Another suggestion is to fund long-term data quality reviews as part of every survey's budget. Currently, postdocs and graduate students are expected to produce new science, not to check old data. A dedicated data quality team, with job security and a clear mandate, could catch errors like the saturation limit before they propagate into the public catalog. But such teams are rare, because funding agencies rarely see data quality as a research output.

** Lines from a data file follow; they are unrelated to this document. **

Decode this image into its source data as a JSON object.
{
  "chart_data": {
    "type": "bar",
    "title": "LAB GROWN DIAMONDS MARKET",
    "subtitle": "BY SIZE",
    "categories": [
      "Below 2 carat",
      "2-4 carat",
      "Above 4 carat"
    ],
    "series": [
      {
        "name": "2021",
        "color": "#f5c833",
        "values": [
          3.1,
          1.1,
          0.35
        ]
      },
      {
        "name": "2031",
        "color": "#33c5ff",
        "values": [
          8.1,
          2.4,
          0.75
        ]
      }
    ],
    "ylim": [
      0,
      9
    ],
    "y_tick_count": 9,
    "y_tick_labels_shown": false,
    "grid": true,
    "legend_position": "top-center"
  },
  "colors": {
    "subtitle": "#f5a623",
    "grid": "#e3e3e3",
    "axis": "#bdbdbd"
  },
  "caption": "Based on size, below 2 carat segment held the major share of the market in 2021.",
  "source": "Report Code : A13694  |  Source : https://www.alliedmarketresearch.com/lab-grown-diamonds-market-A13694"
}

However, even with best practices, such errors are hard to avoid entirely. The reason is that saturation is not a binary phenomenon: it depends on the exact brightness of the source, the atmospheric conditions, the telescope pointing, and the detector state. A pipeline that is tuned to avoid saturation for 99% of targets will still miss a few. And the incentives to find and fix those rare cases are weak, because they affect only a small fraction of the data. As one instrument scientist noted, "You could spend a year optimizing the saturation threshold and gain back 0.2% of your sample. Or you could spend that year observing new galaxies and get 10% more data. The math is not on the side of data quality."
The 2,000 missing redshifts are a small dent in a large survey, but they are also a reminder that the most expensive mistakes are often the ones that nobody notices. As the graduate student who found the error said, "I'm glad I caught it, but I wonder how many other surveys have similar issues that no one has looked for." The answer, likely, is more than a few.